Vinci is world famous for being Leonardo’s birthplace, here the tourist can find all his genius. The Leonardiano Museum shows many models and machines created by Leonardo (who was actually an engineer) and here reconstructed following his original drawings. The museum is housed inside an old castle, belonging to the Earls Guidi (11th – 12th century), and it is a documentation centre as well, first of all thanks to the Library Leonardiana, a real point of reference for Leonardo’s scholars from all over the world.
A completely different museum is to be found inside the 16th century Villa Medicea in Cerreto Guidi: the historical museum for hunting displays different weapons (mainly for hunting) dating back to the 17th–19th centuries.
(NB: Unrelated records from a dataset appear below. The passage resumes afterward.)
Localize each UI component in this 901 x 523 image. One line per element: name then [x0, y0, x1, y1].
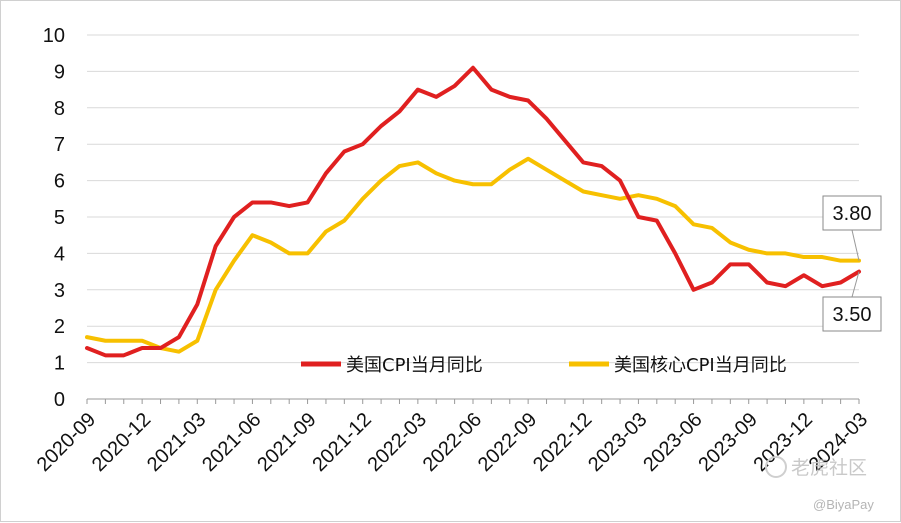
- legend: 美国CPI当月同比 美国核心CPI当月同比: [301, 355, 787, 376]
- x-tick-label: 2022-12: [529, 409, 596, 476]
- legend-label-core-cpi: 美国核心CPI当月同比: [614, 355, 787, 376]
- y-tick-label: 4: [54, 243, 65, 265]
- x-tick-label: 2021-06: [198, 409, 265, 476]
- callout-core-cpi: 3.80: [822, 195, 882, 261]
- watermark: 老虎社区 @BiyaPay: [765, 456, 874, 512]
- x-tick-label: 2020-09: [33, 409, 100, 476]
- y-tick-label: 3: [54, 280, 65, 302]
- x-tick-label: 2023-09: [694, 409, 761, 476]
- watermark-brand: 老虎社区: [791, 457, 867, 479]
- watermark-handle: @BiyaPay: [813, 497, 874, 512]
- x-tick-label: 2022-09: [474, 409, 541, 476]
- watermark-logo-icon: [765, 456, 787, 478]
- callout-value-cpi: 3.50: [833, 304, 872, 326]
- y-tick-label: 10: [43, 25, 65, 47]
- y-tick-label: 7: [54, 134, 65, 156]
- series-lines: [85, 65, 861, 358]
- y-tick-label: 5: [54, 207, 65, 229]
- callout-cpi: 3.50: [822, 271, 882, 332]
- callout-box-core: [822, 195, 882, 231]
- y-tick-label: 8: [54, 98, 65, 120]
- series-line-core-cpi: [85, 156, 861, 354]
- y-tick-label: 2: [54, 316, 65, 338]
- callout-leader-core: [851, 229, 860, 261]
- y-tick-label: 6: [54, 171, 65, 193]
- series-line-cpi: [85, 65, 861, 358]
- callout-box-cpi: [822, 296, 882, 332]
- y-tick-label: 0: [54, 389, 65, 411]
- value-callouts: 3.80 3.50: [822, 195, 882, 332]
- callout-leader-cpi: [851, 271, 860, 298]
- legend-label-cpi: 美国CPI当月同比: [346, 355, 483, 376]
- x-tick-label: 2021-03: [143, 409, 210, 476]
- x-tick-label: 2023-06: [639, 409, 706, 476]
- gridlines: [87, 34, 859, 400]
- x-tick-label: 2023-03: [584, 409, 651, 476]
- x-axis-ticks: 2020-092020-122021-032021-062021-092021-…: [33, 399, 872, 476]
- x-tick-label: 2020-12: [88, 409, 155, 476]
- x-tick-label: 2021-09: [253, 409, 320, 476]
- x-tick-label: 2022-03: [364, 409, 431, 476]
- callout-value-core: 3.80: [833, 203, 872, 225]
- x-tick-label: 2021-12: [308, 409, 375, 476]
- y-tick-label: 1: [54, 353, 65, 375]
- y-tick-label: 9: [54, 61, 65, 83]
- x-tick-label: 2022-06: [419, 409, 486, 476]
- y-axis-ticks: 0 1 2 3 4 5 6 7 8 9 10: [43, 25, 65, 411]
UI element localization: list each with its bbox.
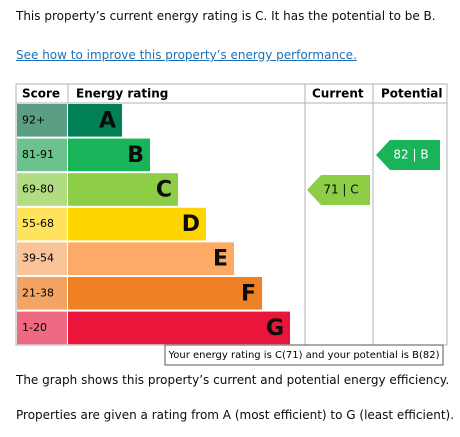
score-cell: [17, 207, 67, 241]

This museum was strongly commissioned by Cosimo de Medici in this place, because of the closeness of a marshland by Padule di Fucecchio, an wonderful area for hunting (nowadays this area is a nature reserve, and the biggest inner marshland in Italy). The Grand Duke Cosimo wanted a hunting house to be built here, where the former Guidi Castle lied, and since 2002 the Museum and the V\illa have been opened to the public. On a plain crossed by the river Arno which was reclaimed by the Romans, we find the town of Empoli, lying between the rivers Arno and Elsa, close to the hills. Among its famous citizens we can mention the artist Jacopo Carucci, also known as il Pontormo (1494–1556), one of the best Tuscan Mannerists. In 2006 a Centre for Art Studies Dedicated to the Tuscan Renaissance has been created in his native house, the so called Casa del Pontormo (i.e. Pontormo’s house).
Noteworthy in the city is also the Museum della Collegiata, where you can see masterpieces by different artists, like Masolino da Panicale, Lorenzo Monaco, Filippo Lippi, as well as sculptures by Tino di Camaino and Mino da Fiesole, terracotta and glass works by Della Robbia. The whole area is characterized by different factories as well, it is actually the third industrial centre in Tuscany.